# How to sort a list of words? The bucket sorting method

In the last post I said that I just started my MSc in health informs. The first semester has five modules, one of those modules is about object oriented programming.

The object oriented programming module starts with introduction to programming, mathematics in programming, flow charts and pseudo codes.

When I was going through past papers one question caught my eye, at a glance it looks like an easy question, but the more you look at it, the difficult it gets.
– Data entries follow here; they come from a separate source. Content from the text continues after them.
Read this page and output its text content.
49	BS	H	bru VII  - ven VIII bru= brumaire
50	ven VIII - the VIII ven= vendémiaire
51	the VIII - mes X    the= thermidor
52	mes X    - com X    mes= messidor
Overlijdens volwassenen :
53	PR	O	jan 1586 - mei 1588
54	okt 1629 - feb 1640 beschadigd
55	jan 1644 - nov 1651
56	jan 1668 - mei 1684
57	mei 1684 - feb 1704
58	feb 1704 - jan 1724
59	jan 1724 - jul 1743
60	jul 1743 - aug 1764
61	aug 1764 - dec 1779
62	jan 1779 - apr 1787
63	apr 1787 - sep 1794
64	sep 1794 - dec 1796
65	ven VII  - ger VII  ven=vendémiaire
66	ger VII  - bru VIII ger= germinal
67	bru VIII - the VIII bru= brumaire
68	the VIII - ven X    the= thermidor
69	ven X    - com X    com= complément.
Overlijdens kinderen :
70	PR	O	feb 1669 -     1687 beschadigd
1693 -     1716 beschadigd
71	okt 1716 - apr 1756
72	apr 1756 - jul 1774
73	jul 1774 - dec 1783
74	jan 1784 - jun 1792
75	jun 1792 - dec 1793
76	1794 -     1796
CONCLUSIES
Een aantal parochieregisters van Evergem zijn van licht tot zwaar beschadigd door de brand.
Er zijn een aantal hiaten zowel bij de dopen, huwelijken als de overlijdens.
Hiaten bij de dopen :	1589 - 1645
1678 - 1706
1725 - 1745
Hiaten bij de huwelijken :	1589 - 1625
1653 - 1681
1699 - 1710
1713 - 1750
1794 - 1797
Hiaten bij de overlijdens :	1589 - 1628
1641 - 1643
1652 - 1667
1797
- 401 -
## Write a pseudo code to input five names and arrange them in alphabetical order

Looks simple enough right? But what about names that start with the same letter? The differentiating letter can be the second, third or nth letter.

Even though the question asks for five names, a good algorithm should be able to tackle hundreds or thousands of names.

## Approaches

Some of my colleagues suggested a method that was about brute forcing.

• First check the first letter a word (n)
• Then check the first letter of the second word (n+1)
• If the first letter of the n+1 word is lesser than the nth word then swap them
• Now check n against n+2
• Continue until the first letter of a word is greater than that of the first letter of the nth word
• Now repeat the same process for n+1, n+2 word and so on

Even though this approach can be good for small number of words, the complexity can increase faster with the addition of each word than the total number of words.

## Tryingthe bucket sort approach

I had a hunch that there should be a better way, I knew on the back of my mind, that there has to be a better method. Plus I had to make a proof of concept working code for a different method.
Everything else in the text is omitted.